Poschmann: Mir geht es darum, Förderprogramme transparenter und bekannter zu machen sowie bürokratische Hemmnisse abzubauen. Oft verfügen kleine und mittelständische Unternehmen über zu wenige Informationen oder werden durch komplizierte Antragsverfahren abgeschreckt. Anstoßen möchten wir auch eine engere Kooperation mit Hochschulen und Forschungsinstituten. So erhöhen sich für kleine und mittlere Betriebe die Chancen, neue Produkte und Dienstleistungen herzustellen.
DHB: Welche weiteren Projekte wollen sie als Mittelstands- und Handwerksbeauftragte anschieben?
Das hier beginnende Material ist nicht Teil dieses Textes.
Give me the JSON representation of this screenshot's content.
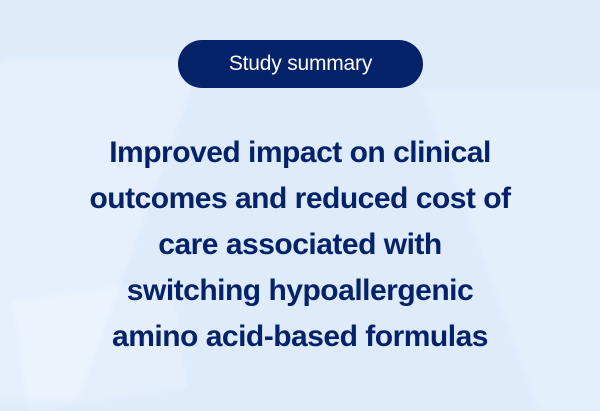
{
  "colors": {
    "background": "#deebfb",
    "accent": "#03226a",
    "badge_text": "#ffffff"
  },
  "badge": {
    "label": "Study summary"
  },
  "title": {
    "lines": [
      "Improved impact on clinical",
      "outcomes and reduced cost of",
      "care associated with",
      "switching hypoallergenic",
      "amino acid-based formulas"
    ]
  }
}
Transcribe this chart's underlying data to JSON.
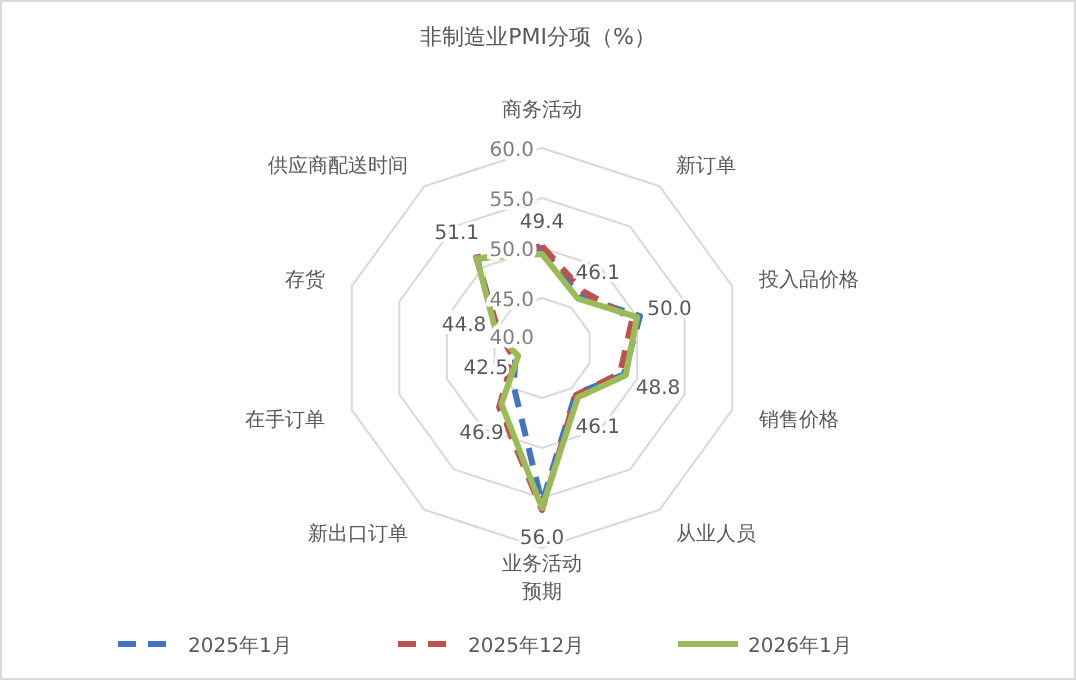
{
  "chart_data": {
    "type": "radar",
    "title": "非制造业PMI分项（%）",
    "categories": [
      "商务活动",
      "新订单",
      "投入品价格",
      "销售价格",
      "从业人员",
      "业务活动预期",
      "新出口订单",
      "在手订单",
      "存货",
      "供应商配送时间"
    ],
    "series": [
      {
        "name": "2025年1月",
        "color": "#4472c4",
        "line_style": "dashed",
        "values": [
          50.0,
          46.4,
          50.3,
          48.6,
          45.7,
          55.5,
          44.8,
          42.8,
          44.6,
          51.0
        ]
      },
      {
        "name": "2025年12月",
        "color": "#c0504d",
        "line_style": "dashed",
        "values": [
          50.2,
          47.0,
          49.5,
          48.2,
          45.8,
          56.2,
          47.3,
          43.0,
          44.5,
          51.2
        ]
      },
      {
        "name": "2026年1月",
        "color": "#9bbb59",
        "line_style": "solid",
        "values": [
          49.4,
          46.1,
          50.0,
          48.8,
          46.1,
          56.0,
          46.9,
          42.5,
          44.8,
          51.1
        ],
        "value_labels": [
          "49.4",
          "46.1",
          "50.0",
          "48.8",
          "46.1",
          "56.0",
          "46.9",
          "42.5",
          "44.8",
          "51.1"
        ]
      }
    ],
    "ylim": [
      40,
      60
    ],
    "yticks": [
      {
        "value": 40,
        "label": "40.0"
      },
      {
        "value": 45,
        "label": "45.0"
      },
      {
        "value": 50,
        "label": "50.0"
      },
      {
        "value": 55,
        "label": "55.0"
      },
      {
        "value": 60,
        "label": "60.0"
      }
    ],
    "grid": true,
    "legend": "bottom"
  }
}
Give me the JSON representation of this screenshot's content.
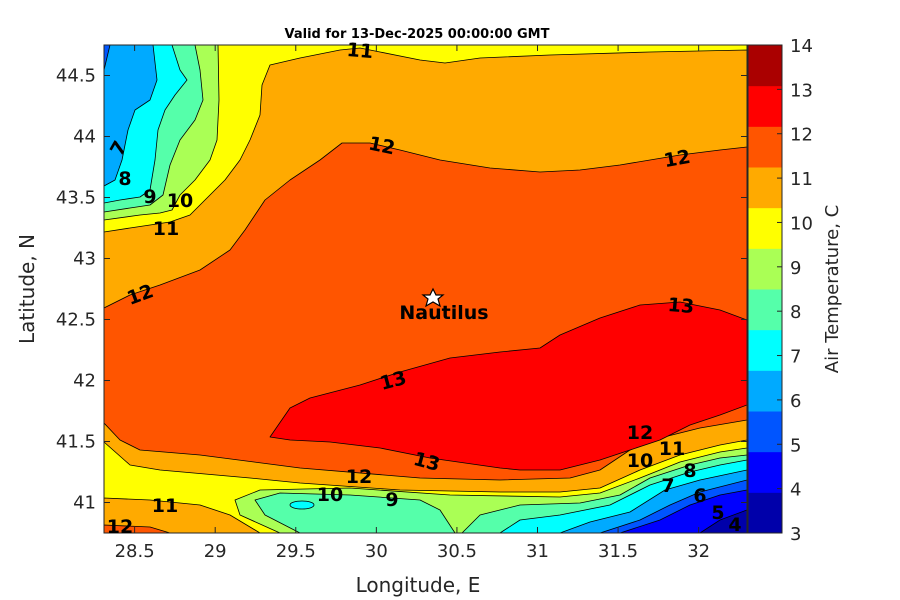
{
  "chart_data": {
    "type": "contour",
    "title": "Valid for 13-Dec-2025 00:00:00 GMT",
    "xlabel": "Longitude, E",
    "ylabel": "Latitude, N",
    "xlim": [
      28.31,
      32.3
    ],
    "ylim": [
      40.75,
      44.75
    ],
    "xticks": [
      "28.5",
      "29",
      "29.5",
      "30",
      "30.5",
      "31",
      "31.5",
      "32"
    ],
    "yticks": [
      "41",
      "41.5",
      "42",
      "42.5",
      "43",
      "43.5",
      "44",
      "44.5"
    ],
    "colorbar": {
      "label": "Air Temperature, C",
      "range": [
        3,
        14
      ],
      "ticks": [
        "3",
        "4",
        "5",
        "6",
        "7",
        "8",
        "9",
        "10",
        "11",
        "12",
        "13",
        "14"
      ],
      "colors": [
        "#0000AA",
        "#0000FF",
        "#0055FF",
        "#00AAFF",
        "#00FFFF",
        "#55FFAA",
        "#AAFF55",
        "#FFFF00",
        "#FFAA00",
        "#FF5500",
        "#FF0000",
        "#AA0000"
      ]
    },
    "contour_levels": [
      4,
      5,
      6,
      7,
      8,
      9,
      10,
      11,
      12,
      13
    ],
    "contour_labels": [
      "11",
      "12",
      "12",
      "7",
      "8",
      "9",
      "10",
      "11",
      "12",
      "13",
      "13",
      "13",
      "12",
      "10",
      "9",
      "11",
      "12",
      "12",
      "11",
      "10",
      "8",
      "7",
      "6",
      "5",
      "4"
    ],
    "marker": {
      "name": "Nautilus",
      "lon": 30.35,
      "lat": 42.68
    }
  }
}
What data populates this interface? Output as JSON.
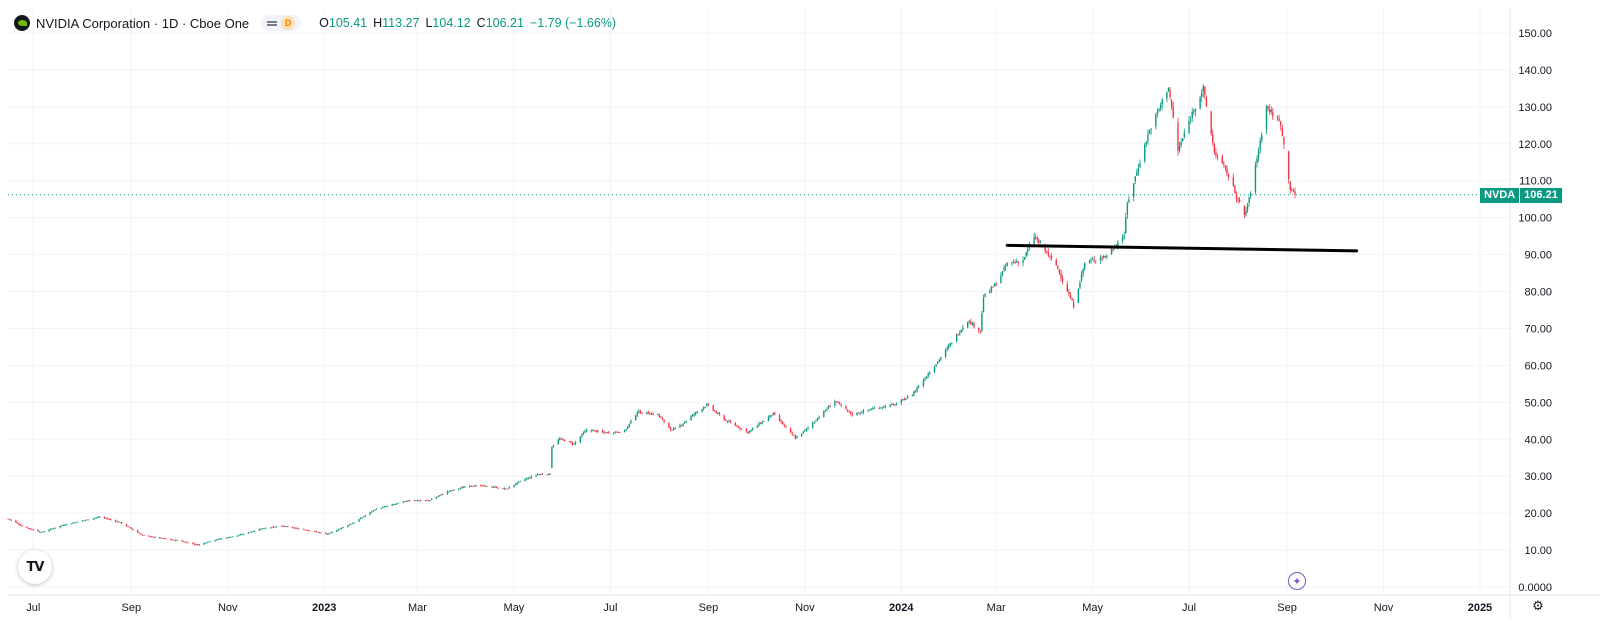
{
  "legend": {
    "title": "NVIDIA Corporation · 1D · Cboe One",
    "badge_letter": "D",
    "open_key": "O",
    "open": "105.41",
    "high_key": "H",
    "high": "113.27",
    "low_key": "L",
    "low": "104.12",
    "close_key": "C",
    "close": "106.21",
    "change": "−1.79 (−1.66%)"
  },
  "price_badge": {
    "symbol": "NVDA",
    "value": "106.21"
  },
  "icons": {
    "tv_logo": "tradingview-logo-icon",
    "magic": "sparkle-icon",
    "settings": "settings-icon"
  },
  "colors": {
    "up": "#089981",
    "down": "#f23645",
    "trendline": "#000000",
    "grid": "#f0f3fa",
    "axis_text": "#131722"
  },
  "tv_logo_text": "TV",
  "chart_data": {
    "type": "candlestick",
    "ylim": [
      0,
      150
    ],
    "xlim": [
      "2022-06-15",
      "2025-01-20"
    ],
    "y_ticks": [
      "150.00",
      "140.00",
      "130.00",
      "120.00",
      "110.00",
      "100.00",
      "90.00",
      "80.00",
      "70.00",
      "60.00",
      "50.00",
      "40.00",
      "30.00",
      "20.00",
      "10.00",
      "0.0000"
    ],
    "x_ticks": [
      {
        "label": "Jul",
        "date": "2022-07-01"
      },
      {
        "label": "Sep",
        "date": "2022-09-01"
      },
      {
        "label": "Nov",
        "date": "2022-11-01"
      },
      {
        "label": "2023",
        "date": "2023-01-01"
      },
      {
        "label": "Mar",
        "date": "2023-03-01"
      },
      {
        "label": "May",
        "date": "2023-05-01"
      },
      {
        "label": "Jul",
        "date": "2023-07-01"
      },
      {
        "label": "Sep",
        "date": "2023-09-01"
      },
      {
        "label": "Nov",
        "date": "2023-11-01"
      },
      {
        "label": "2024",
        "date": "2024-01-01"
      },
      {
        "label": "Mar",
        "date": "2024-03-01"
      },
      {
        "label": "May",
        "date": "2024-05-01"
      },
      {
        "label": "Jul",
        "date": "2024-07-01"
      },
      {
        "label": "Sep",
        "date": "2024-09-01"
      },
      {
        "label": "Nov",
        "date": "2024-11-01"
      },
      {
        "label": "2025",
        "date": "2025-01-01"
      }
    ],
    "close_path": [
      [
        "2022-06-15",
        18.5
      ],
      [
        "2022-06-24",
        16.5
      ],
      [
        "2022-07-06",
        14.8
      ],
      [
        "2022-07-20",
        16.8
      ],
      [
        "2022-08-12",
        19.0
      ],
      [
        "2022-08-25",
        17.5
      ],
      [
        "2022-09-08",
        14.0
      ],
      [
        "2022-10-03",
        12.4
      ],
      [
        "2022-10-13",
        11.4
      ],
      [
        "2022-10-24",
        12.8
      ],
      [
        "2022-11-08",
        14.0
      ],
      [
        "2022-11-24",
        16.0
      ],
      [
        "2022-12-06",
        16.5
      ],
      [
        "2022-12-20",
        15.5
      ],
      [
        "2023-01-03",
        14.3
      ],
      [
        "2023-01-20",
        17.5
      ],
      [
        "2023-02-02",
        21.0
      ],
      [
        "2023-02-24",
        23.5
      ],
      [
        "2023-03-08",
        23.4
      ],
      [
        "2023-03-20",
        25.8
      ],
      [
        "2023-04-03",
        27.5
      ],
      [
        "2023-04-17",
        27.2
      ],
      [
        "2023-04-26",
        26.5
      ],
      [
        "2023-05-05",
        28.6
      ],
      [
        "2023-05-16",
        30.5
      ],
      [
        "2023-05-24",
        30.5
      ],
      [
        "2023-05-25",
        38.0
      ],
      [
        "2023-05-30",
        40.1
      ],
      [
        "2023-06-08",
        38.7
      ],
      [
        "2023-06-16",
        42.6
      ],
      [
        "2023-06-27",
        41.8
      ],
      [
        "2023-07-10",
        42.2
      ],
      [
        "2023-07-18",
        47.4
      ],
      [
        "2023-07-31",
        46.7
      ],
      [
        "2023-08-09",
        42.3
      ],
      [
        "2023-08-15",
        44.0
      ],
      [
        "2023-08-24",
        47.2
      ],
      [
        "2023-08-31",
        49.3
      ],
      [
        "2023-09-12",
        45.1
      ],
      [
        "2023-09-26",
        41.9
      ],
      [
        "2023-10-12",
        46.9
      ],
      [
        "2023-10-26",
        40.3
      ],
      [
        "2023-11-01",
        42.3
      ],
      [
        "2023-11-20",
        50.4
      ],
      [
        "2023-12-01",
        46.7
      ],
      [
        "2023-12-14",
        48.3
      ],
      [
        "2023-12-29",
        49.5
      ],
      [
        "2024-01-08",
        52.2
      ],
      [
        "2024-01-25",
        61.6
      ],
      [
        "2024-02-12",
        72.2
      ],
      [
        "2024-02-20",
        69.4
      ],
      [
        "2024-02-22",
        78.5
      ],
      [
        "2024-03-01",
        82.2
      ],
      [
        "2024-03-08",
        87.5
      ],
      [
        "2024-03-18",
        88.5
      ],
      [
        "2024-03-25",
        95.0
      ],
      [
        "2024-04-08",
        87.1
      ],
      [
        "2024-04-19",
        76.2
      ],
      [
        "2024-04-26",
        87.7
      ],
      [
        "2024-05-10",
        89.8
      ],
      [
        "2024-05-21",
        95.4
      ],
      [
        "2024-05-23",
        103.8
      ],
      [
        "2024-06-05",
        122.4
      ],
      [
        "2024-06-18",
        135.6
      ],
      [
        "2024-06-24",
        118.1
      ],
      [
        "2024-07-03",
        128.3
      ],
      [
        "2024-07-10",
        134.9
      ],
      [
        "2024-07-17",
        117.9
      ],
      [
        "2024-07-25",
        112.3
      ],
      [
        "2024-08-05",
        100.5
      ],
      [
        "2024-08-08",
        104.9
      ],
      [
        "2024-08-13",
        116.1
      ],
      [
        "2024-08-19",
        130.0
      ],
      [
        "2024-08-28",
        125.6
      ],
      [
        "2024-09-03",
        108.0
      ],
      [
        "2024-09-06",
        106.21
      ]
    ],
    "annotations": [
      {
        "type": "trendline",
        "start": [
          "2024-03-08",
          92.5
        ],
        "end": [
          "2024-10-15",
          91.0
        ],
        "color": "#000000"
      },
      {
        "type": "price_line",
        "value": 106.21,
        "label": "NVDA",
        "color": "#089981"
      }
    ]
  }
}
Poschmann: Der Mittelstand bleibt ein starker Wirtschaftsmotor in Deutschland. Wir wollen seine Leistung weiter steigern und dafür die Rahmenbedingungen schaffen. Viele Punkte habe ich hier schon angesprochen. So geht es mir darum, bürokratische Belastungen abzubauen, passgenauere Finanzierungs- und Förderinstrumente für Investitionen und Gründer anzubieten, gute Bildung sowie bessere Übergänge von der Schule in die Ausbildung zu sichern und nicht zuletzt, die guten Ausbildungsstandards in Deutschland zu erhalten.